I'm aware this question has been asked many times - however, I feel I have a different take on the topic.
First, let's take a classic scenario. Here, a doctor has 2 babies. He checks both of their genders and tells the nurse "at least one of them is male". Here, the odds babies are both boys is clearly 1/3.
Next, let's spin this scenario. Here, the doctor still has 2 babies. He checks only one of their genders (you are unsure which one) and tells you "at least one of them is male". Here, the odds the babies are both boys is clearly 1/2. (unless I'm wrong here)
Finally, let me pose my question: does the frame of reference from which you are acquiring the information impact the statistics? In other words, if the medium from which you are acquiring the information is only aware of one of the two binary options (as in scenario 2), does that change the statistics?
More relevantly, in the TED-ed frog problem, is the scenario closer to my scenario 2? The medium by which you obtain the information can only know one of their sexes for certain, in my opinion.
On a side note, I also feel as if the riddle is confuddled if you group the three frogs into one triplet. For the sake of this post, though, we will not take this into consideration.

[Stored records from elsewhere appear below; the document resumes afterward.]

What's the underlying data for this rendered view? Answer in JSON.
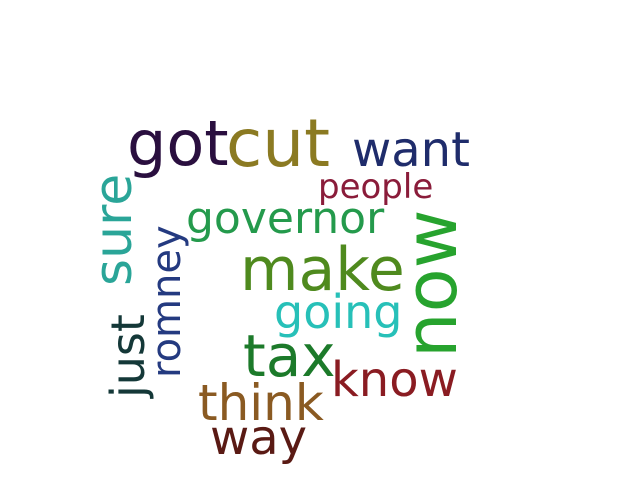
{
  "words": [
    {
      "text": "got",
      "color": "#2a0f3f"
    },
    {
      "text": "cut",
      "color": "#8b7a22"
    },
    {
      "text": "want",
      "color": "#1f2c6b"
    },
    {
      "text": "people",
      "color": "#8a1c3a"
    },
    {
      "text": "sure",
      "color": "#2aa598"
    },
    {
      "text": "romney",
      "color": "#243a80"
    },
    {
      "text": "governor",
      "color": "#249a4c"
    },
    {
      "text": "now",
      "color": "#27a32e"
    },
    {
      "text": "make",
      "color": "#4f8a1e"
    },
    {
      "text": "going",
      "color": "#27c0b8"
    },
    {
      "text": "just",
      "color": "#143838"
    },
    {
      "text": "tax",
      "color": "#1c7a2a"
    },
    {
      "text": "know",
      "color": "#8a1c22"
    },
    {
      "text": "think",
      "color": "#8a5a22"
    },
    {
      "text": "way",
      "color": "#5a1a14"
    }
  ]
}
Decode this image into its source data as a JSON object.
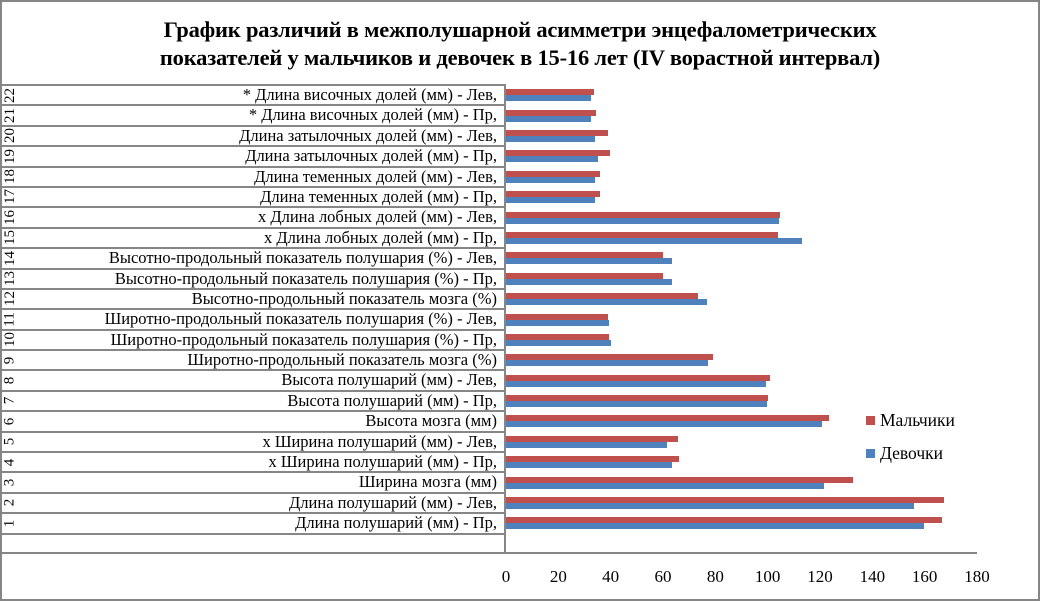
{
  "chart_data": {
    "type": "bar",
    "orientation": "horizontal",
    "title": "График различий в межполушарной асимметри энцефалометрических показателей у мальчиков и девочек в 15-16 лет (IV ворастной интервал)",
    "title_lines": [
      "График различий в межполушарной асимметри энцефалометрических",
      "показателей у мальчиков и девочек в 15-16 лет (IV ворастной интервал)"
    ],
    "xlabel": "",
    "ylabel": "",
    "xlim": [
      0,
      180
    ],
    "x_ticks": [
      "0",
      "20",
      "40",
      "60",
      "80",
      "100",
      "120",
      "140",
      "160",
      "180"
    ],
    "grid": false,
    "legend_position": "right",
    "categories": [
      {
        "num": "1",
        "label": "Длина полушарий (мм) - Пр,"
      },
      {
        "num": "2",
        "label": "Длина полушарий (мм) - Лев,"
      },
      {
        "num": "3",
        "label": "Ширина мозга (мм)"
      },
      {
        "num": "4",
        "label": "х Ширина полушарий (мм) - Пр,"
      },
      {
        "num": "5",
        "label": "х Ширина полушарий (мм) - Лев,"
      },
      {
        "num": "6",
        "label": "Высота мозга (мм)"
      },
      {
        "num": "7",
        "label": "Высота полушарий (мм) - Пр,"
      },
      {
        "num": "8",
        "label": "Высота полушарий (мм) - Лев,"
      },
      {
        "num": "9",
        "label": "Широтно-продольный показатель мозга (%)"
      },
      {
        "num": "10",
        "label": "Широтно-продольный показатель полушария (%) - Пр,"
      },
      {
        "num": "11",
        "label": "Широтно-продольный показатель полушария (%) - Лев,"
      },
      {
        "num": "12",
        "label": "Высотно-продольный показатель мозга (%)"
      },
      {
        "num": "13",
        "label": "Высотно-продольный показатель полушария (%) - Пр,"
      },
      {
        "num": "14",
        "label": "Высотно-продольный показатель полушария (%) - Лев,"
      },
      {
        "num": "15",
        "label": "х Длина лобных долей (мм) - Пр,"
      },
      {
        "num": "16",
        "label": "х Длина лобных долей (мм) - Лев,"
      },
      {
        "num": "17",
        "label": "Длина теменных долей (мм) - Пр,"
      },
      {
        "num": "18",
        "label": "Длина теменных долей (мм) - Лев,"
      },
      {
        "num": "19",
        "label": "Длина затылочных долей (мм) - Пр,"
      },
      {
        "num": "20",
        "label": "Длина затылочных долей (мм) - Лев,"
      },
      {
        "num": "21",
        "label": "* Длина височных долей (мм) - Пр,"
      },
      {
        "num": "22",
        "label": "* Длина височных долей (мм) - Лев,"
      }
    ],
    "series": [
      {
        "name": "Мальчики",
        "color": "#C0504D",
        "values": [
          166.6,
          167.4,
          132.6,
          66.1,
          65.7,
          123.4,
          100.1,
          100.9,
          79.1,
          39.4,
          39.0,
          73.4,
          60.0,
          60.0,
          103.9,
          104.7,
          35.9,
          35.9,
          39.7,
          39.0,
          34.4,
          33.6
        ]
      },
      {
        "name": "Девочки",
        "color": "#4F81BD",
        "values": [
          159.7,
          155.9,
          121.5,
          63.4,
          61.5,
          120.7,
          99.7,
          99.4,
          77.2,
          40.1,
          39.4,
          76.8,
          63.4,
          63.4,
          113.1,
          104.3,
          34.0,
          34.0,
          35.2,
          34.0,
          32.5,
          32.5
        ]
      }
    ]
  },
  "legend": {
    "items": [
      {
        "label": "Мальчики",
        "color": "#C0504D"
      },
      {
        "label": "Девочки",
        "color": "#4F81BD"
      }
    ]
  }
}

First, TED-ed’s answer is wrong. It’s equally likely that there is a female frog in either direction. The short explanation is that, if there was a male frog on the stump, it could have croaked first. Eliminating the cases where that could have happened reduces the chances that it was male.

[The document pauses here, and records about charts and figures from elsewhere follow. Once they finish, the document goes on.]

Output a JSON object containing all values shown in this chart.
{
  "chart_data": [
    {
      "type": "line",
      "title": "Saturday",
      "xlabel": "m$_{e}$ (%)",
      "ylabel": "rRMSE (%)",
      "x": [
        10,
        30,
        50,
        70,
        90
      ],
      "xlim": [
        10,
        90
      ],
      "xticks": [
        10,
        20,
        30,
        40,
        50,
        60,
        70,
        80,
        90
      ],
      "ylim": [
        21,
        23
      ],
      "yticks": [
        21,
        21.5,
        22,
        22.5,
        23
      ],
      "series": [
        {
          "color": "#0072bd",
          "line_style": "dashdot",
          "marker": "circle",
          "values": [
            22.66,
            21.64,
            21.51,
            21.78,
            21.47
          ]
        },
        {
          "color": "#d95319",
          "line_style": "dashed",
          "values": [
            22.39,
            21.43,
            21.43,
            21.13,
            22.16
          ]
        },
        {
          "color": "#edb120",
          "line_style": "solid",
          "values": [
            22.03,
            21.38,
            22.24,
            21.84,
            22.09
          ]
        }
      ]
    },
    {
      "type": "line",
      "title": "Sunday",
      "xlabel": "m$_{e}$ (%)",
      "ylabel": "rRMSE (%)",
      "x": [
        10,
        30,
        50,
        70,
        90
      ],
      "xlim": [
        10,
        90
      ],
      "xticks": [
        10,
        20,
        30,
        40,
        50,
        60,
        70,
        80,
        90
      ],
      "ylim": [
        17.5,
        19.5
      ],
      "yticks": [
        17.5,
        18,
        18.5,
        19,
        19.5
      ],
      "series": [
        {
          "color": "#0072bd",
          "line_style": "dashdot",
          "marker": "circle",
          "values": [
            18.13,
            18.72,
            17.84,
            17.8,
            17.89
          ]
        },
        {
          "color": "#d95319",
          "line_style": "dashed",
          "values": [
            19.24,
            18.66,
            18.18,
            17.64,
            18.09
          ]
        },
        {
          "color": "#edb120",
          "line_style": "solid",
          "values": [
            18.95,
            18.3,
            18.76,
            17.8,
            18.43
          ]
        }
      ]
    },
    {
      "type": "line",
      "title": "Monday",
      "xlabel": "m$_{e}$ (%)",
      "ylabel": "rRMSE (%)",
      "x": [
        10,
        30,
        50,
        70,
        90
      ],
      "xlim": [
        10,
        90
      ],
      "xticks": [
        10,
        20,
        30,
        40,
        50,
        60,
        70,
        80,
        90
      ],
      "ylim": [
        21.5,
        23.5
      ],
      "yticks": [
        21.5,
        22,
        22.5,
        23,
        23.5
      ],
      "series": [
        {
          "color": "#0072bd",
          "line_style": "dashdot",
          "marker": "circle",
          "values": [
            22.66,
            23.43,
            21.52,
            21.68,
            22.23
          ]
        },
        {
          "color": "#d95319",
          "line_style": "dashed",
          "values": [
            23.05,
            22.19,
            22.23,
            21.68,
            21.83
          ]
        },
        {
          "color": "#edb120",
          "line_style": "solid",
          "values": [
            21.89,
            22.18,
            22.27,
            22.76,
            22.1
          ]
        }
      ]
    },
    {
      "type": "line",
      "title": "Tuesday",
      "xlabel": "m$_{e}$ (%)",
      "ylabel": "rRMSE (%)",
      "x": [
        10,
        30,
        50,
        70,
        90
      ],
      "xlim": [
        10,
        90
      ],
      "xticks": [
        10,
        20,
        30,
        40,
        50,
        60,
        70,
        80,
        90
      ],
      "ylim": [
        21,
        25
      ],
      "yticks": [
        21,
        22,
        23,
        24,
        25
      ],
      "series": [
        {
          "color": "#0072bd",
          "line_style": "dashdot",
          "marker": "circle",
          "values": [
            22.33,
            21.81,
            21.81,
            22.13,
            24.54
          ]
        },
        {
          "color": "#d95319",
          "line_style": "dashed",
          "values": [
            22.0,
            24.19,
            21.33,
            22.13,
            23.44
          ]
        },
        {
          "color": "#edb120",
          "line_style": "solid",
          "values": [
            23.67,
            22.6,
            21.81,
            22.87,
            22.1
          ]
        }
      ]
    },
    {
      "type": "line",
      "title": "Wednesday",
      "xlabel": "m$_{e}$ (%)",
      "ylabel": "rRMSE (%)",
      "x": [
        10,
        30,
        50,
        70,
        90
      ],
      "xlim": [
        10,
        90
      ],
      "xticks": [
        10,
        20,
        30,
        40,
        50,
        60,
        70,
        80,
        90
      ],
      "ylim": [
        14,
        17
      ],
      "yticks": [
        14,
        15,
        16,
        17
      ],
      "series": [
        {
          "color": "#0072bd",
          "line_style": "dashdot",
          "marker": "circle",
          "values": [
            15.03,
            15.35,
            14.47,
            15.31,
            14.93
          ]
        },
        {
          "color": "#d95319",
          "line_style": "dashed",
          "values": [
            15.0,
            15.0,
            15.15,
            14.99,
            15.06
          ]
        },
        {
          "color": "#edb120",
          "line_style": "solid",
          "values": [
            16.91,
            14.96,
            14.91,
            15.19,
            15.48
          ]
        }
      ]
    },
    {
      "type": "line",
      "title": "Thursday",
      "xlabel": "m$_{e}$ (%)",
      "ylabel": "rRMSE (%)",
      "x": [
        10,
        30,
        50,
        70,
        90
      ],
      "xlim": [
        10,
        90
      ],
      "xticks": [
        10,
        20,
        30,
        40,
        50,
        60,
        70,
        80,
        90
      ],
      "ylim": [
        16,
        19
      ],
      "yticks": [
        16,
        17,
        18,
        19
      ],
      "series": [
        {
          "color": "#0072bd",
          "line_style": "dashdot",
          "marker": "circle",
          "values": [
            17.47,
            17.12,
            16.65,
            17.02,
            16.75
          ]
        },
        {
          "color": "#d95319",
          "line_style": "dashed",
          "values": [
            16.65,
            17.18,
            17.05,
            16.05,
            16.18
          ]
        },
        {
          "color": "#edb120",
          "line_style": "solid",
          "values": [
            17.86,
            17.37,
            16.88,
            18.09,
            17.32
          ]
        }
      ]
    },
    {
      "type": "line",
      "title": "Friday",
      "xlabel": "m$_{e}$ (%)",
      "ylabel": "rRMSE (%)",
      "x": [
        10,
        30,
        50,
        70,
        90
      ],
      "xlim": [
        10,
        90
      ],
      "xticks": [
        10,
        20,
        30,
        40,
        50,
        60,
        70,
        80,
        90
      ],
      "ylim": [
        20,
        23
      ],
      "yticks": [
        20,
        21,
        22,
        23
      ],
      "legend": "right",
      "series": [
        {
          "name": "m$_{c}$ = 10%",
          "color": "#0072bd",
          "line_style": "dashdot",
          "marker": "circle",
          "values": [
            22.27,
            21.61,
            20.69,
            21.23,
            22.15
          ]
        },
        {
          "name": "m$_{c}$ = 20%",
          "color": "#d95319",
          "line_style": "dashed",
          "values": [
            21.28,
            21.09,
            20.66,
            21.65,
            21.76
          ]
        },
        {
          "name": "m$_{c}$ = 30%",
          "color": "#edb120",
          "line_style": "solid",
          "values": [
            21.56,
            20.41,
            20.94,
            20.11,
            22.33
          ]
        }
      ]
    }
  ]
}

I point that out, because it isolates the error made in this entire class of problems. It is incorrect to base the answer on the combinations that could produce the information. You need to also eliminate the cases that could, but wouldn’t. A good example is the first doctor case you mentioned. You said the answer was clearly 1/3, but that is also wrong. It is 1/2.
Think about it: there is a 1/4 chance of BB, in which case the doctor will tell you there is a boy. There is a similar 1/4 chance of GG, in which case the doctor will tell you there is a girl. But in the 1/2 chance that there is one of each, why do you assume the doctor will always tell you there is a boy? You can only assume he picks either one with a 50% probability, in which case the answer is 1/2.

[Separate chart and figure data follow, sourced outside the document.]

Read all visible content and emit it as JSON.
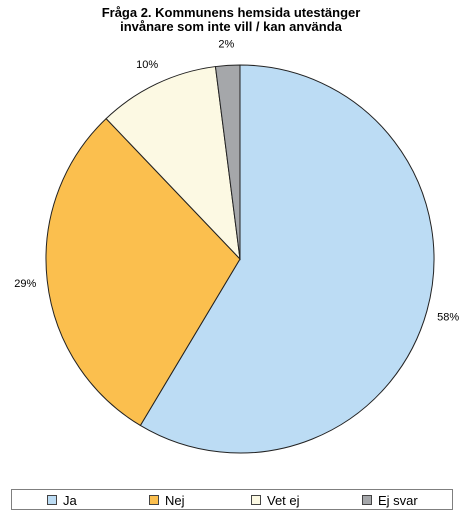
{
  "chart_data": {
    "type": "pie",
    "title_lines": [
      "Fråga 2. Kommunens hemsida utestänger",
      "invånare som inte vill / kan använda"
    ],
    "series": [
      {
        "name": "Ja",
        "value": 58,
        "label": "58%",
        "color": "#bcdcf4"
      },
      {
        "name": "Nej",
        "value": 29,
        "label": "29%",
        "color": "#fbbf4e"
      },
      {
        "name": "Vet ej",
        "value": 10,
        "label": "10%",
        "color": "#fcf9e3"
      },
      {
        "name": "Ej svar",
        "value": 2,
        "label": "2%",
        "color": "#a5a7aa"
      }
    ],
    "start": "top",
    "direction": "clockwise",
    "legend_position": "bottom"
  }
}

The information you have (the “frame of reference”) does not impact “the statistics” of the cases that can exist in the absence of that information. But it can affect what you know can’t exist with it. And how you obtained the information can affect it even more. The question you need to ask yourself is “Are there situations where this information is true, but I would have learned something else?” TED-ed’s frog problem is a good example.
+++++
Here's the solution to TED-Ed's riddle. I'll use the event M2:F to mean two males in the clearing and a female on the stump, and M1F1:M to mean one of each in the clearing and a male on the stump. The event C means the first croak comes from the clearing.
Pr(M2:M)=1/8, Pr(M2:M & C)=(1/8)*(2/3)=1/12
Pr(M2:F)=1/8, Pr(M2:M & C)=1/8
Pr(M1F1:M)=1/4, Pr(M1F1:M & C)=(1/4)*(1/2)=1/8
Pr(M1F1:F)=1/4, Pr(M1F1:F & C)=1/4
Pr(C) = sum of all these = 1/12+1/8+1/8+1/4 = 7/12
Pr(M1F1|C) = [Pr(M1F1:M & C)+Pr(M1F1:F & C)]/Pr(C) = [1/8+1/4]/(7/12) = 9/14
Pr(F|C) = [Pr(M2:F & C)+Pr(M1F1 & C:F)]/(Pr(C) = [1/8+1/4]/(7/12) = 9/14
+++++
[Edit] I finally noticed the edit to the original post.
Saying "I'm ignoring any situation where my answer might be wrong" does not make for a convincing argument that it is right. The riddle is not "confuddled" [sic] by considering all of the elements that are part of the problem as stated. It is addressed properly. There are three frogs in the problem.